Well that would depend on what exact 'shared memory' model you are going to use and frequency of the logging code. Also you might want to consider sampling algorithm if the code runs at very high frequency on a production platform, that basically means that you only measure every Nth run and its much more suitable for logging for extended amount of time a piece of code that is very frequent.

Another suggestion:
Sometimes real time execution results can be not very meaningful for fast sections of code due to thread scheduler making them apear random on a busy system, you should probably instead log CPU time (CPU Time - The GNU C Library) as it has more meaning.

achenle · February 9, 2013, 5:32pm

Well, you'd probably wind up blocking on the mutex at times, while you should never block on the write.

Also, if you do your logging in a separate process, if there's a bug in it that causes a process crash (SEGV, etc), then you won't bring down your production process(s).

Compare that against the context switching needed for a separate process.

Without knowing your hardware and software, I can't really comment on which would be better for you and your processing.

tamil.pamaran · March 9, 2013, 5:04am

Thanks achenle and expl,

Sorry for the delayed reply.

Since the measurement is done for research prototype, its very controlled process. Hence I decided to go for mutex based solution. In a process, many threads are measured (thread logs time taken by them to an dynamic array) and a one thread removes elements from array and writes to a log file.
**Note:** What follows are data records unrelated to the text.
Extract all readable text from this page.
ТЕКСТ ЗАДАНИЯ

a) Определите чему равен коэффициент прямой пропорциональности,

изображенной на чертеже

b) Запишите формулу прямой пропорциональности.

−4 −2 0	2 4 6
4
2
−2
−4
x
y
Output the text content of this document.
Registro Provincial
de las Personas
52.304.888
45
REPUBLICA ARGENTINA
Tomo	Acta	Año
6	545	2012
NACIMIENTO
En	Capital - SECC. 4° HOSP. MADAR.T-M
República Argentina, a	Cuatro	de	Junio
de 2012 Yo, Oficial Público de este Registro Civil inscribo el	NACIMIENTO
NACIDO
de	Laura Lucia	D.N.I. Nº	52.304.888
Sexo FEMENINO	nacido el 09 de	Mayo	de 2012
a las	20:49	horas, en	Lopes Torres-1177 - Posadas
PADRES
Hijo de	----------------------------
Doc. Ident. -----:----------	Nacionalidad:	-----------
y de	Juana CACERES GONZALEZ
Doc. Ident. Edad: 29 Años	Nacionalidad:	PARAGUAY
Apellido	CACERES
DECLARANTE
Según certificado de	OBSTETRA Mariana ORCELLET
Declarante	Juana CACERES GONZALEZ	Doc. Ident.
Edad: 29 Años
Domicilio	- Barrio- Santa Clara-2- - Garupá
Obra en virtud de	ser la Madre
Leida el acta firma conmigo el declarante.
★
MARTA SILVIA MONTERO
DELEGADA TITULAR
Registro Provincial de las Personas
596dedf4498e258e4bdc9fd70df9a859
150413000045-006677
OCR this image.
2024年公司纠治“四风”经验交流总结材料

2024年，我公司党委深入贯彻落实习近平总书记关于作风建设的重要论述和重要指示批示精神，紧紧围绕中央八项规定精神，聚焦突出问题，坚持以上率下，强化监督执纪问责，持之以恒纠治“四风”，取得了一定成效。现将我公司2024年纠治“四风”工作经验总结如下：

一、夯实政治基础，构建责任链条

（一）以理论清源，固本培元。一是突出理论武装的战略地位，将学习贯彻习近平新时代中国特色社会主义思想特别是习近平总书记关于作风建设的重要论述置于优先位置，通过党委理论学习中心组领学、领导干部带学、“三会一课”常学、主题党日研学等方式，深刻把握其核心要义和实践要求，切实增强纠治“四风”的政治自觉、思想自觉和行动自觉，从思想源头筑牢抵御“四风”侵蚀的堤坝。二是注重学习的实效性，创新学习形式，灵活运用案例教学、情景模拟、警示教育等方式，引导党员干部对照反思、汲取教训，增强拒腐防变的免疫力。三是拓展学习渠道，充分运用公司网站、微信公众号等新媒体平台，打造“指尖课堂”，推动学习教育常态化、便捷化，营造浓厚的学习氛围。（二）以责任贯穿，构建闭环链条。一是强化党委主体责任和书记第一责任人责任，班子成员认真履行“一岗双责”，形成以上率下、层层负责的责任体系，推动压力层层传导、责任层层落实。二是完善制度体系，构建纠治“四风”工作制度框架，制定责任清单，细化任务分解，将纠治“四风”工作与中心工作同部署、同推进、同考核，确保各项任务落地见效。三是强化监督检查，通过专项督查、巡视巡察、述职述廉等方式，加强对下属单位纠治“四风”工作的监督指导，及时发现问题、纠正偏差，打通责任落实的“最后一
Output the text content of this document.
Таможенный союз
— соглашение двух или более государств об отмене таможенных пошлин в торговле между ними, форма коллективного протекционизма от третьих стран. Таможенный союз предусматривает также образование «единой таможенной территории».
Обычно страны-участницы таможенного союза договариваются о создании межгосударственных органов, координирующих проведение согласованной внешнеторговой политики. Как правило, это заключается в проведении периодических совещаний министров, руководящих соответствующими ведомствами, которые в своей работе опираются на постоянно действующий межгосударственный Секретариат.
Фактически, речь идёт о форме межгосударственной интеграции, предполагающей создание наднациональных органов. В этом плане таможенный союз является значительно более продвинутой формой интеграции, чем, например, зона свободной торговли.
Since measurement tends to get the system performance, I decided to use time(NULL) to log the time. Any suggestions?

/T

achenle · March 9, 2013, 1:45pm

If accuracy down to just a second is good enough, that'll work. If you need or want more accuracy, you can use "clock_gettime()", assuming you're running on a Linux-based system. On Solaris or HPUX you could use "gethrtime()".

Those would give you timestamps down to nanoseconds, although they are probably not that accurate in reality.

jim_mcnamara · March 10, 2013, 9:49am

Instead of pipes -- if you're worried about resources or blocking, simply use a single thread that reads a message queue. Once a message queue (SYSV or POSIX) is set up there is a single syscall ( e.g., msgsnd, no blocking ) that is mt-safe and a mutex is not required.

The buffersize, unlike, a pipe, can be any size. The message queue buffer is kernel persistent, so if the entire set of threads/processes using the message queue die, the data is still available. Pipes are closed on process termination.